Maddy pushed back her uncertainties. It would be the act of a lifetime. But her grandfather had been almost apoplectic when she’d tried to tell him she didn’t want to go along with his marriage plans. If she wanted to stop her grandfather from having another heart attack, she had no choice. She’d appear to go along with his plan, but would make sure it failed. She took a deep breath and summoned up all her inner strength.
‘Then help me, Debs,’ she said decisively. ‘Teach me what to do.’
They practised being sensual, bold and assertive. Took a walk outside, drawing lustful glances. Amidst the laughter she shared with her friend, Maddy found herself gaining in confidence as the day wore on and she was being openly propositioned in the street.

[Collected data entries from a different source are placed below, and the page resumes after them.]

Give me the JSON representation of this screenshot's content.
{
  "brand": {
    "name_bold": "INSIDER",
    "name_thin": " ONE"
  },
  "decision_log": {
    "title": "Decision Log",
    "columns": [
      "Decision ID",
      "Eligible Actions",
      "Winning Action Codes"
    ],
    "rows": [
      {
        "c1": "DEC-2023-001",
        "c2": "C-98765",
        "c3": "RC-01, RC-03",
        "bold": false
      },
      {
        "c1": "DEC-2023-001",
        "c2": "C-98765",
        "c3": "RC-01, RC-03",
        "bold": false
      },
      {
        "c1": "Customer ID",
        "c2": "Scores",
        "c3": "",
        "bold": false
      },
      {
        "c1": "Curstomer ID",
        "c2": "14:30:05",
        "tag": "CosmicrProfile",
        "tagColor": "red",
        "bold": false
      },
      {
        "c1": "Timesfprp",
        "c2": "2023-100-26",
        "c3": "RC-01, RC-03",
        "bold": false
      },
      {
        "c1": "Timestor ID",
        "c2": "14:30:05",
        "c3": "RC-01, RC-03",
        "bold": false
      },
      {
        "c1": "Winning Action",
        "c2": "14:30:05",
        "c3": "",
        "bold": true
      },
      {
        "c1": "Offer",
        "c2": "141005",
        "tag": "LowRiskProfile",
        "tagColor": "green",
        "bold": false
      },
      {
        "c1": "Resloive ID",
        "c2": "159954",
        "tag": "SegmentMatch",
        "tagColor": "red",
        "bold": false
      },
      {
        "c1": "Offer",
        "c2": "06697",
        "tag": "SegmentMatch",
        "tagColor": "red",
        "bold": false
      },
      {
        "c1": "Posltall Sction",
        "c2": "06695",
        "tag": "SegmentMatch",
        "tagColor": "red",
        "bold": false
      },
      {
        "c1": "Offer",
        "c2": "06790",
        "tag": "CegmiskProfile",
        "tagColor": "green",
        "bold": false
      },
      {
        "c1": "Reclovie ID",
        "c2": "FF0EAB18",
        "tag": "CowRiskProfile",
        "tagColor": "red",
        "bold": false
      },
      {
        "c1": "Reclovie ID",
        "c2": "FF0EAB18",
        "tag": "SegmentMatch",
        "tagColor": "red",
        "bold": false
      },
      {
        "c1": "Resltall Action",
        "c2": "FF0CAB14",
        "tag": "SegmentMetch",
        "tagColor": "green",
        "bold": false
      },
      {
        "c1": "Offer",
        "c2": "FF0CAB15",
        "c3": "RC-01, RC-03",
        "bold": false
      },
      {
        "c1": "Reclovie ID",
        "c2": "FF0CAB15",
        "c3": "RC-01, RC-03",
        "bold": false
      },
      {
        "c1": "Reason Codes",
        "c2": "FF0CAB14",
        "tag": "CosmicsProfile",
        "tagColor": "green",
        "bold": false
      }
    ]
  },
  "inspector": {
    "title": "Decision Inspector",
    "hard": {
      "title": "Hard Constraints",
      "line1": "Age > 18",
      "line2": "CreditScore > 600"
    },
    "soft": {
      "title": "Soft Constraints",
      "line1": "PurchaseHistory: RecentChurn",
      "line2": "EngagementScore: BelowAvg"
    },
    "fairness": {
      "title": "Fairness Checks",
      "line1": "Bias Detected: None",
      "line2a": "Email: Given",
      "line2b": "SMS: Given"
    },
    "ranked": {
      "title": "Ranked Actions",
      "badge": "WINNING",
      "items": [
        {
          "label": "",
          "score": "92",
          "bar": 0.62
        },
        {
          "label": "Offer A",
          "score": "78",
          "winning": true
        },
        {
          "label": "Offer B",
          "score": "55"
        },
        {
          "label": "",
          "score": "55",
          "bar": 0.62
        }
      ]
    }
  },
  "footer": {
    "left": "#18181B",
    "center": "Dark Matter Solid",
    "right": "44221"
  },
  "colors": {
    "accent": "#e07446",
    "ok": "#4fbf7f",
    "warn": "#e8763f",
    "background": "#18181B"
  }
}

Now she was the kind of woman that men picked up! It still felt very unnatural to her, but at least she could pretend to be a sex-siren, if only for a short while. She would appear to be totally unsuitable as a Fitzgerald bride. The marriage-making that had gone on between Maddy’s grandfather and the aristocratic Sofia would come to nothing.
‘Just don’t be your usual sweet self. You’re a sharp cookie, remember,’ Debbie warned as she finally drove Maddy to the airport.